I guess the first time I thought about it was when I brought him to my parents’ house for the first time. I was trying to consciously decide if I was going to tell them that he was Asian.

I mean, I had never introduced any other guys as "Frank the Italian-American" or "Joao the Brazilian-American" (never happened, but a girl can dream) so why should I preface his introduction to my family with a mention of his race? So, I decided not to say anything.

When my mother answered the door, I could see some surprise register on her face. Clearly, she was not expecting him to be of a different race. To her credit, her initial surprise subsided and she was perfectly polite for the rest of the evening. My father reacted the way he reacted to any new person in the house; he ignored him by hiding himself with the newspaper. 

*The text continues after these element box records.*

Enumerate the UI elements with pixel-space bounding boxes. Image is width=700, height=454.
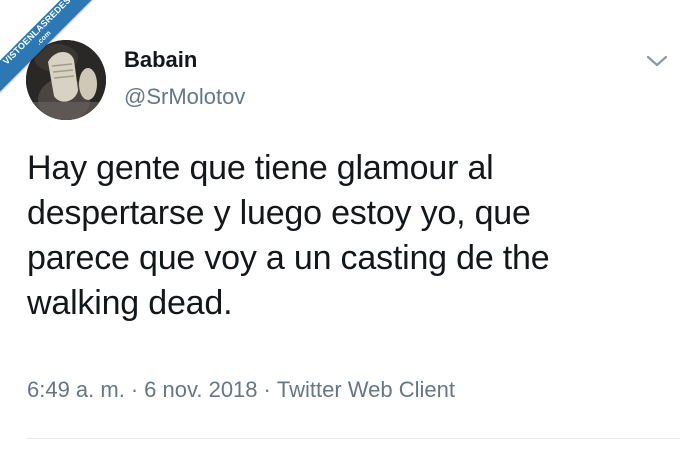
- tweet-meta: 6:49 a. m. · 6 nov. 2018 · Twitter Web Clien…: [27, 377, 455, 403]
- tweet-text: Hay gente que tiene glamour al despertar…: [27, 146, 667, 326]
- meta-separator: ·: [263, 377, 271, 402]
- tweet-text-line: parece que voy a un casting de the: [27, 239, 550, 277]
- tweet-card: VISTOENLASREDES .com Babain @SrMolotov H…: [0, 0, 700, 454]
- tweet-time[interactable]: 6:49 a. m.: [27, 377, 125, 402]
- meta-separator: ·: [130, 377, 139, 402]
- chevron-down-icon[interactable]: [644, 52, 670, 70]
- tweet-text-line: despertarse y luego estoy yo, que: [27, 194, 531, 232]
- display-name[interactable]: Babain: [124, 47, 197, 73]
- tweet-text-line: Hay gente que tiene glamour al: [27, 149, 494, 187]
- user-handle[interactable]: @SrMolotov: [124, 84, 245, 110]
- tweet-text-line: walking dead.: [27, 284, 233, 322]
- tweet-date[interactable]: 6 nov. 2018: [144, 377, 257, 402]
- divider: [27, 438, 680, 439]
- tweet-client[interactable]: Twitter Web Client: [277, 377, 455, 402]
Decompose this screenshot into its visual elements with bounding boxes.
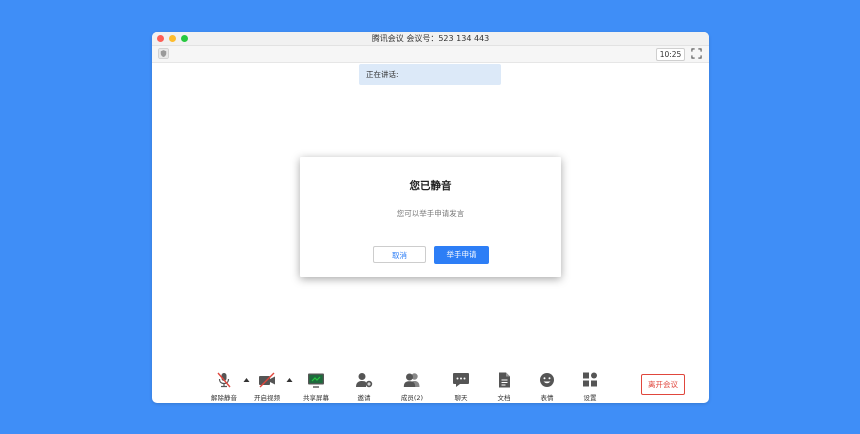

My mother immediately started peppering him with questions about himself, as any mother would, "Where are you from? Do you have any siblings? What do you do?" When my suitor started talking about working towards his Ph.D. my father's newspaper slowly started to unveil his previously hidden face. 

When my suitor mentioned that he was studying biology, the newspaper came down completely. That's when I realized that my Dad was not at all a racist, but an intellectual snob. It did not matter to my dad what race he was, as long as he was a hardworking, intelligent kind of guy. My mother was just pleased that he had manners. He knew how to say "please" and "thank you" and "that dinner was delicious!" and that was all that mattered to her.

After that evening, when they inquired about him, it was always, "How are things with the scientist?"